A herança de Eleanor Coppola
Eleanor Coppola faleceu no dia 12 de abril, na sua casa em Rutherford, Califórnia — contava 87 anos. O seu nome é indissociável da autoria daquele que é, seguramente, um dos mais incríveis documentários que já se fizeram sobre a rodagem de um filme: Corações das Trevas (1991), no original Hearts of Darkness: A Filmmaker’s Apocalypse, sobre as filmagens do épico sobre a Guerra do Vietname, Apocalypse Now (1979), realizado pelo seu marido, Francis Ford Coppola.
Vale a pena notar que, realmente, seriamente e irrevogavelmente, falamos de uma rodagem e das respetivas filmagens. Ou seja: importa recusar a banalidade técnica e formal da palavra “gravação”, vulgarizada pelas rotinas das telenovelas e, hoje em dia, repetida até à exaustão, não apenas pelo jornalismo sem memória, mas também por muitos profissionais ligados à produção novelesca (televisiva ou cinematográfica), incluindo, tristemente, alguns atores.
Na verdade, não se “grava” um filme — um filme… filma-se. A aparente redundância é importante, já que filmar está longe de ser a mera aplicação de rotinas narrativas que se registam em suportes de tratamento mais ou menos anónimo para difusão massiva em horários nobres de onde, há muito tempo, em nome de uma obscena democracia audiovisual, a nobreza cinematográfica foi excluída. Filmar é participar de uma aventura visceralmente humana.
Eleanor Coppola partilhou a realização do documentário sobre Apocalypse Now com Fax Bahr e George Hickenlooper: o trio repartiu, aliás, o Emmy de Melhor Documentário (“programa de informação”) lançado em 1991. Em qualquer caso, não será abusivo supor que o seu papel na feitura de Hearts of Darkness foi central e determinante. Até porque foi o próprio marido, por certo consciente das singularidades do projeto e antecipando algumas atribulações que se confirmaram, que lhe pediu que pegasse numa câmara e acompanhasse a rodagem — tinham-se casado em 1963, tendo-se conhecido um ano antes, na rodagem de Dementia 13, primeira longa-metragem de Francis em que Eleanor trabalhou como assistente de cenografia.
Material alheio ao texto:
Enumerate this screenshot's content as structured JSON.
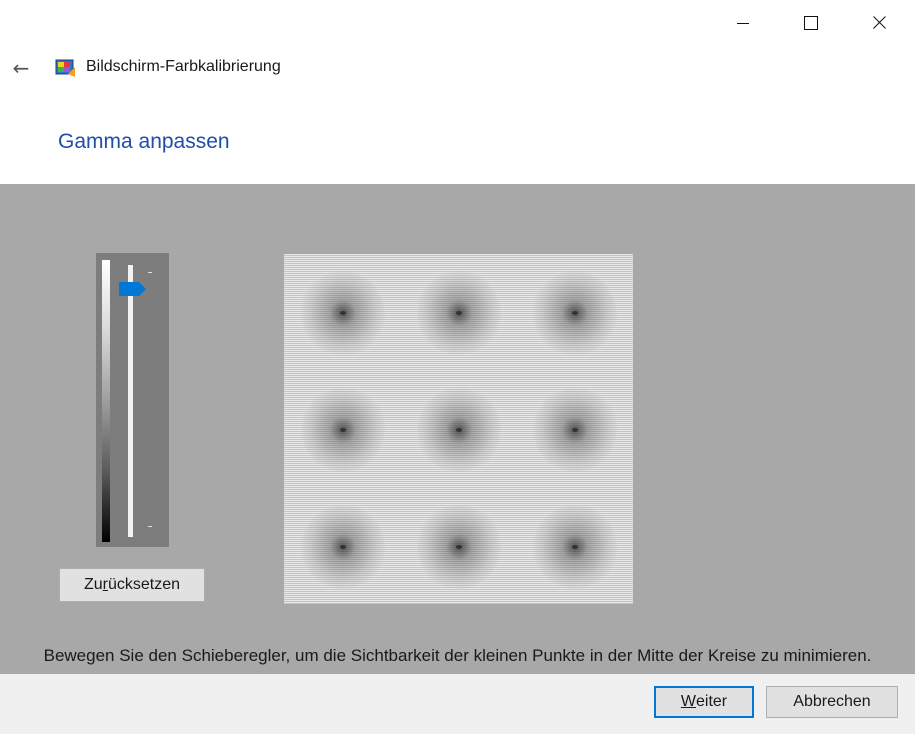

O mínimo que se pode dizer da rodagem de Apocalypse Now é que “duplicou” a própria epopeia que o filme encena. A lista de problemas enfrentados tem qualquer coisa de dantesco: as dificuldades decorrentes das filmagens na selva das Filipinas, a utilização dos helicópteros do ditador Ferdinand Marcos (que várias vezes os “requisitou”, condicionando o calendário da rodagem…), a contratação de Martin Sheen depois do despedimento de Harvey Keitel, os problemas práticos criados por Marlon Brando, um tufão que destruiu grande parte dos cenários, a interrupção dos trabalhos devido ao facto de Sheen ter sofrido um ataque cardíaco…
Tudo isso ficou para sempre resumido pelo próprio Francis numa conferência de imprensa que está no documentário: “O meu filme não é sobre o Vietname. É o Vietname. Foi mesmo isso: éramos gente a mais, tivemos acesso a demasiado dinheiro, a excesso de equipamento — e, a pouco e pouco, fomos enlouquecendo.”
Em The Apocalypse Now Book (ed. Faber and Faber, Londres, 2000), o autor Peter Cowie recorda as palavras exemplares de Eleanor, em 1999, evocando as convulsões vividas na gestação de Apocalypse Now: “Francis quis fabricar uma espécie de mito, uma ópera que transcendesse o contexto da Gguerra do Vietname. Creio que o que ele queria dizer estava muito para além de um mero comentário sobre o conflito. Ele queria falar da guerra em geral, da experiência humana da guerra, e daquilo que a guerra faz às pessoas. O filme reflete a sensibilidade psicadélica dos Anos 60, mas acaba por adquirir dimensões míticas.”
Há qualquer coisa de estranha “repetição” do destino no facto de, por estes dias, Francis ter voltado à atualidade do cinema através do anúncio da sua presença na competição do Festival de Cannes (14/25 maio) com Megalopolis — recorde-se que, em 1979, Apocalypse Now arrebatou a Palma de Ouro em Cannes (ex-aequo com O Tambor, de Volker Schlöndorff). Trata-se de mais uma gigantesca produção, neste caso financiada pelo próprio realizador, concretizada depois de várias décadas em que alguns grandes estúdios de Hollywood recusaram avançar com o projeto. Neste momento, o filme está mesmo num impasse comercial, já que (ainda) não tem distribuição assegurada. Dir-se-ia que as dimensões míticas que Eleanor referiu continuam associadas ao apelido Coppola.